Note that Conan requires the CMAKE_BUILD_TYPE to be set in order to download or build the correct version of the dependencies. The conan_provider.cmake script will take care of setting up the necessary Conan profiles and installing the dependencies in the local cache. The binaries and include files for the dependencies will be placed in the local Conan cache, which is usually located in the user’s home directory. Only the configuration files generated by Conan will be placed in the build directory. By default the Conan helper script is configured to use the default Conan profile and it tries to build any missing dependencies from source. These settings can be changed by setting the CONAN_BUILD_PROFILE and CONAN_INSTALL_ARGS variables respectively.

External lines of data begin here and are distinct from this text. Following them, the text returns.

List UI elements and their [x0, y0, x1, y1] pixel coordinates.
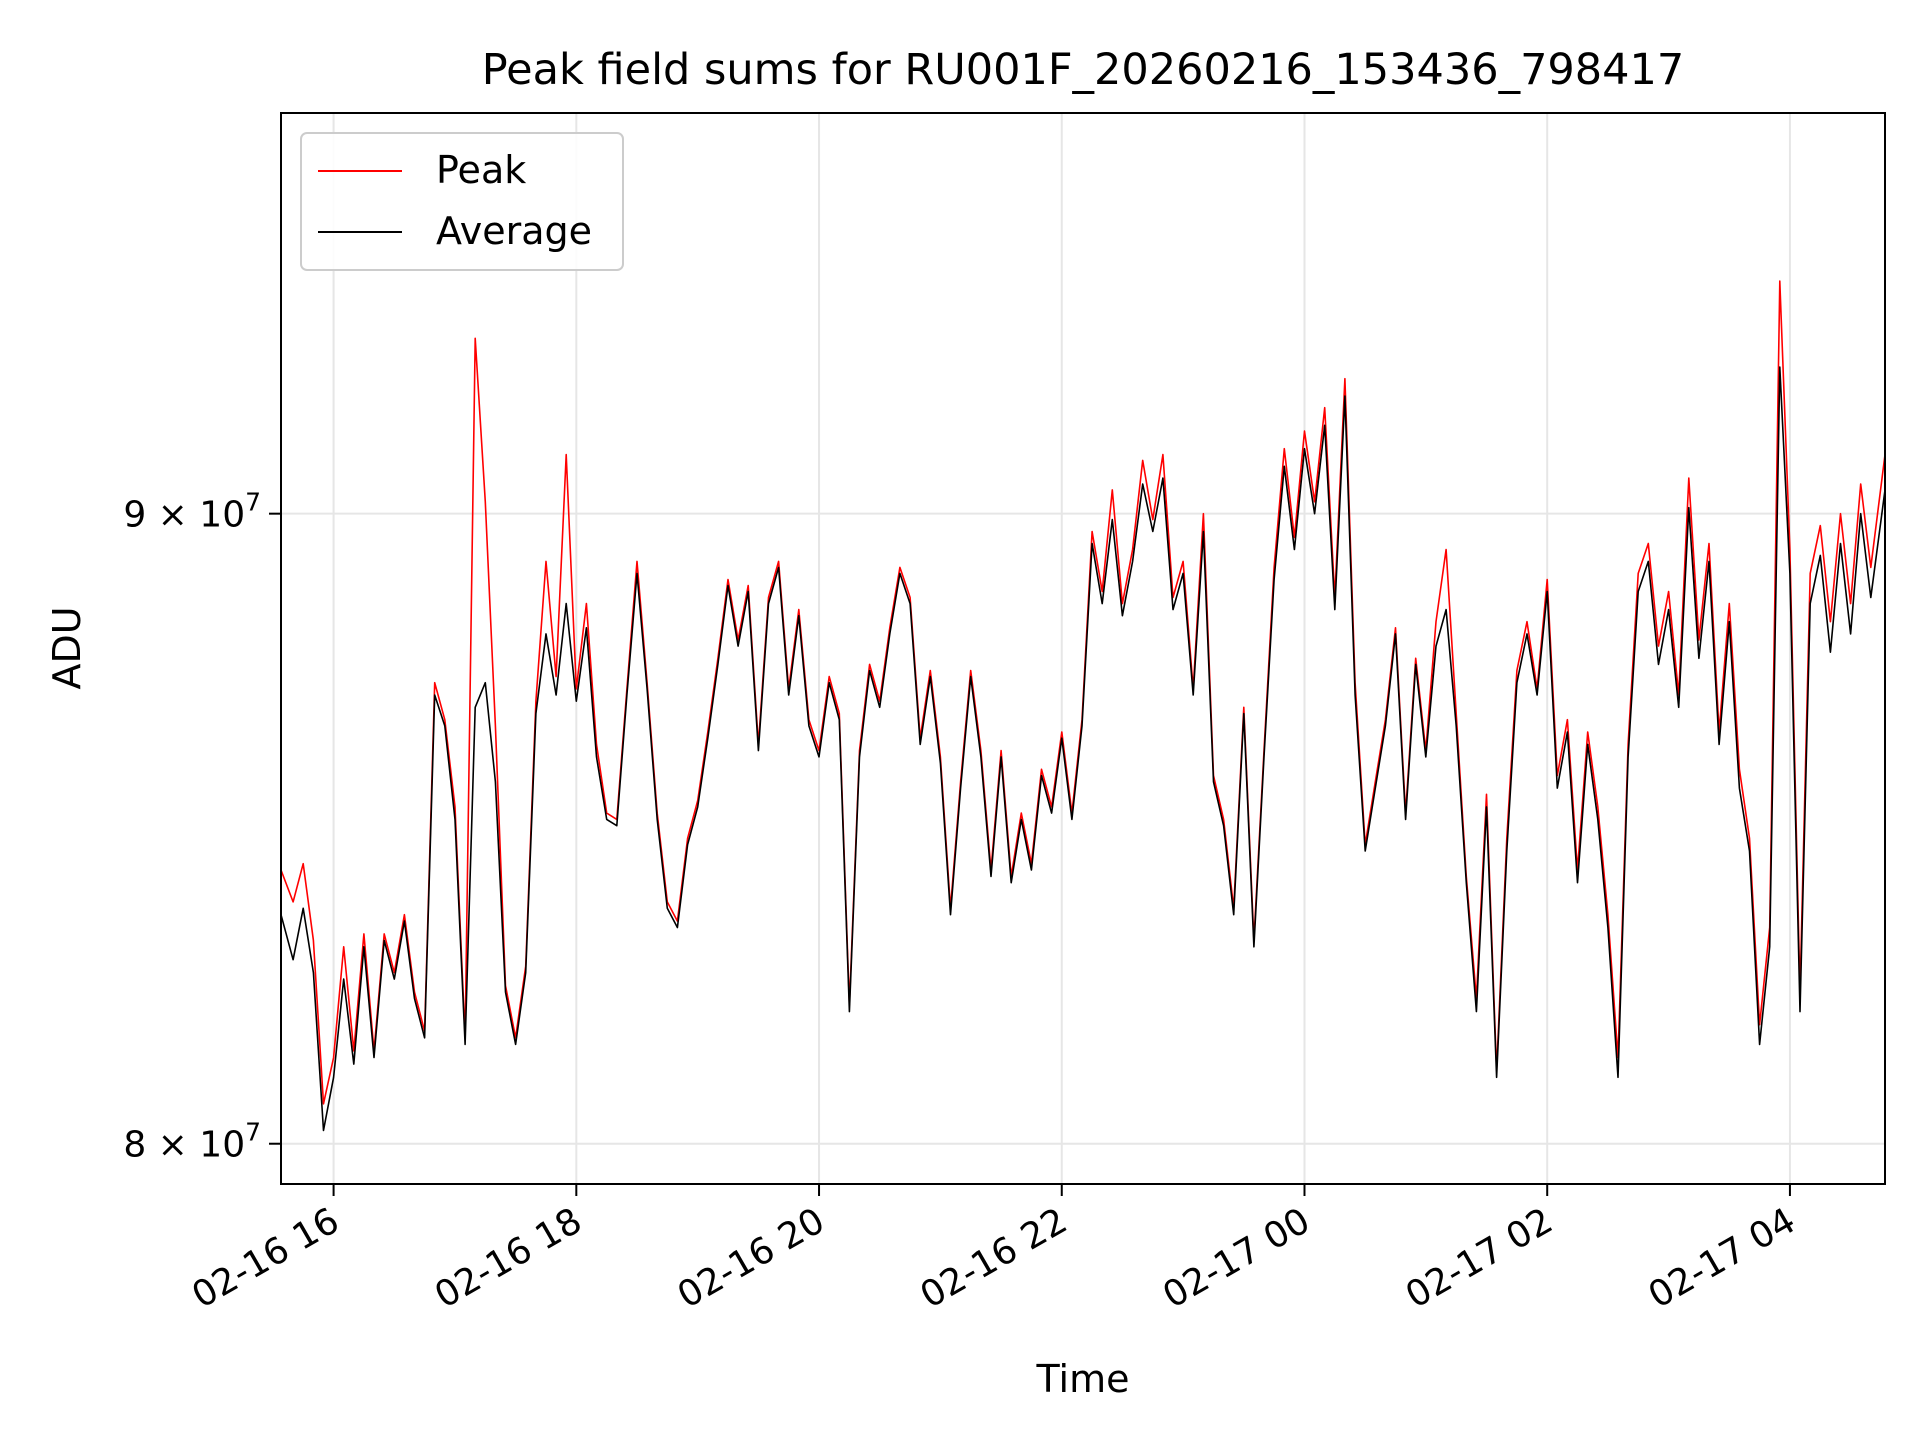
legend: Peak Average [300, 132, 624, 271]
y-tick-label: 8 × 107 [123, 1118, 261, 1166]
series-line-average [280, 366, 1886, 1132]
y-axis-label: ADU [45, 606, 89, 689]
y-tick-label: 9 × 107 [123, 488, 261, 536]
x-axis-label: Time [1036, 1357, 1130, 1401]
chart-title: Peak field sums for RU001F_20260216_1534… [482, 45, 1684, 95]
legend-label-peak: Peak [436, 148, 526, 192]
y-axis: 8 × 107 9 × 107 [123, 488, 281, 1166]
plot-area-frame [280, 112, 1886, 1185]
series-layer [280, 280, 1886, 1132]
legend-label-average: Average [436, 209, 592, 253]
legend-box [300, 132, 624, 271]
grid [281, 113, 1885, 1184]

After running CMake, the project can be built as usual:

cmake --build build

And with that the project the project is set up to use Conan as a dependency provider. I recommend to use CMake presets to make the configuration more reproducible and to avoid having to remember the command line arguments, especially when working with multiple configurations or platforms. For public projects I generally include the Conan helper script as a git submodule but depending on the project it might be easier to just download it manually.

Is it really that easy?

The introduction of CMakes dependency providers closes a long-existing gap in CMake’s dependency management and like CMake Presets I consider them a vast improvement regarding the tooling situation around C++ projects. So far I have only used Conan as a dependency provider but I am looking forward to seeing how other package managers will integrate with CMake. What I particularly like is that the CMake configuration can remain simple and platform agnostic while the complex dependency management is handled by Conan. This makes it easier to switch between different build systems or to integrate the project into a larger build system and in my opinion is a great incentive to use Conan for C++ projects.